Géographie du vide ou l'art de ne pas être là où on était attendu. L'art d'envoyer des pieds-de-nez, quand ce ne sont pas des doigts d'honneur, au déjà-vu. L'art de lui dire « je t'emmerde », mais avec une somptueuse élégance. Géographie du vide ou l'audace poussée à l'extrême (et notre chanteur a 73 ans, je le répète !).

Septembre 1992, octobre 2021 : à presque trente ans de distance, le même uppercut envoyé dans la face. Et vous savez quoi ? Je tendrais bien l'autre joue, manière de dire que j'en redemande !

Commentaires

Bravo et Merci , Cath , pour cet excellent billet qui exprime tout mon ressenti !

Bravo et Respect à Hubert pour son immense Liberté d'être , jusqu'à la prise de risques de perdre certains anciens de son public ...
" Elle danse ", une chanson que j'adore, à l'instar de Lorelei, de la môme kaléidoscope qui sont un peu lui , comme il l'a avoué, il y a des années, en itv ... ;

Écrit par : brigitte | 17/10/2021

merci katell..
j'ai eu honte de thiefaine la premiere fois de ma vie, en covoiturage j'ai enlevé la clé usb de géographie du vide ( que je n'ai pas acheté car c'est de la daube pour ma part)
j'ai beau me forcer, quelques titres (2) me font encore genre ben wouai quoi mais moi je m'emmerde à les écouter..
peut etre que je les écoute d'une autre façon, moi ça me prend au trippes ou je zappe..c'est comme les pizzas aux anchois avec olives ou sans..
vivement le grand rex en espérant te faire un gros chek ...

Écrit par : le fan | 17/10/2021

Katell, je partage ton ressenti.

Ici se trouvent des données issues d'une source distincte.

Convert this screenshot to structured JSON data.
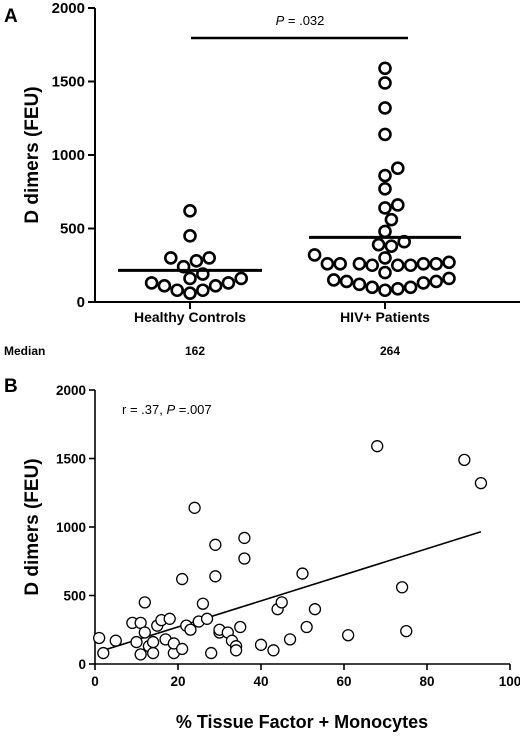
{
  "chart_data": [
    {
      "panel": "A",
      "type": "scatter",
      "ylabel": "D dimers (FEU)",
      "ylim": [
        0,
        2000
      ],
      "yticks": [
        0,
        500,
        1000,
        1500,
        2000
      ],
      "categories": [
        "Healthy Controls",
        "HIV+ Patients"
      ],
      "annotation": {
        "prefix": "P",
        "text": " = .032"
      },
      "median_title": "Median",
      "medians": [
        "162",
        "264"
      ],
      "median_lines": [
        215,
        440
      ],
      "series": [
        {
          "values": [
            620,
            450,
            300,
            280,
            300,
            240,
            190,
            160,
            160,
            130,
            130,
            110,
            110,
            80,
            80,
            60
          ]
        },
        {
          "values": [
            1590,
            1490,
            1320,
            1140,
            910,
            860,
            770,
            660,
            640,
            560,
            480,
            410,
            390,
            380,
            320,
            300,
            270,
            260,
            260,
            260,
            260,
            260,
            250,
            250,
            250,
            200,
            160,
            150,
            140,
            140,
            130,
            120,
            100,
            100,
            90,
            80
          ]
        }
      ]
    },
    {
      "panel": "B",
      "type": "scatter",
      "xlabel": "% Tissue Factor + Monocytes",
      "ylabel": "D dimers (FEU)",
      "xlim": [
        0,
        100
      ],
      "ylim": [
        0,
        2000
      ],
      "xticks": [
        0,
        20,
        40,
        60,
        80,
        100
      ],
      "yticks": [
        0,
        500,
        1000,
        1500,
        2000
      ],
      "annotation": {
        "before": "r = .37, ",
        "prefix": "P",
        "text": " =.007"
      },
      "points": [
        [
          1,
          190
        ],
        [
          2,
          80
        ],
        [
          5,
          170
        ],
        [
          9,
          300
        ],
        [
          10,
          160
        ],
        [
          11,
          70
        ],
        [
          11,
          300
        ],
        [
          12,
          450
        ],
        [
          12,
          230
        ],
        [
          13,
          130
        ],
        [
          14,
          80
        ],
        [
          14,
          160
        ],
        [
          15,
          280
        ],
        [
          16,
          320
        ],
        [
          17,
          180
        ],
        [
          18,
          330
        ],
        [
          19,
          80
        ],
        [
          19,
          150
        ],
        [
          21,
          620
        ],
        [
          21,
          110
        ],
        [
          22,
          280
        ],
        [
          23,
          250
        ],
        [
          24,
          1140
        ],
        [
          25,
          310
        ],
        [
          26,
          440
        ],
        [
          27,
          330
        ],
        [
          28,
          80
        ],
        [
          29,
          870
        ],
        [
          29,
          640
        ],
        [
          30,
          230
        ],
        [
          30,
          250
        ],
        [
          32,
          230
        ],
        [
          33,
          170
        ],
        [
          34,
          130
        ],
        [
          34,
          100
        ],
        [
          35,
          270
        ],
        [
          36,
          920
        ],
        [
          36,
          770
        ],
        [
          40,
          140
        ],
        [
          43,
          100
        ],
        [
          44,
          400
        ],
        [
          45,
          450
        ],
        [
          47,
          180
        ],
        [
          50,
          660
        ],
        [
          51,
          270
        ],
        [
          53,
          400
        ],
        [
          61,
          210
        ],
        [
          68,
          1590
        ],
        [
          74,
          560
        ],
        [
          75,
          240
        ],
        [
          89,
          1490
        ],
        [
          93,
          1320
        ]
      ],
      "regression": {
        "x": [
          1,
          93
        ],
        "y": [
          90,
          965
        ]
      }
    }
  ]
}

Cet album , je le kiffe du début à la fin aussi. Sûrement son album le plus risqué et le plus déroutant, un peu comme dernières balises en 1981 et défloration 13 en 2001. Oui, Hubert nous déroute tous les vingt ans. Vivement 2041.
C'est sûr, cet opus est difficile d'accès et nécessite de nombreuses écoutes pour en percevoir la finesse et la qualité musicale.
Le changement radical , c'est la musique souvent le point faible de plusieurs albums. Ici, le travail de son fils à la réalisation est essentiel. Les variantes instrumentales, l'audace musicale et les changements de rythme (Prière , l'idiot), les références new wave ( Cure et New Order), me séduisent. C'était déjà le cas sur le précédent album mais sur celui-ci , on sent bien que le fiston a pris les rênes que son père lui a intelligemment laissées.
Et les textes, on en parle. De page noire à combien de jours encore, Hubert est à son sommet.
Tant mieux pour nous . 1981-2021- Toujours séduit.

Écrit par : rené force4 | 17/10/2021

@ rené force4 :

Superbe commentaire que le tien, non pas que j'y adhère tel quel, ou plus précisément ce qui suit pour préciser ce que je ressens :

J'ai :

1/ le même pathos structurel que l'Artiste ( dixit. Hubert de vive voix ) , de fait Hubert vit que je vis et je sais à minima en ce qui concerne les résultats qu'elle produit, résultats communs à toutes les personnes ayant cette structure dans sa forme la plus aiguë.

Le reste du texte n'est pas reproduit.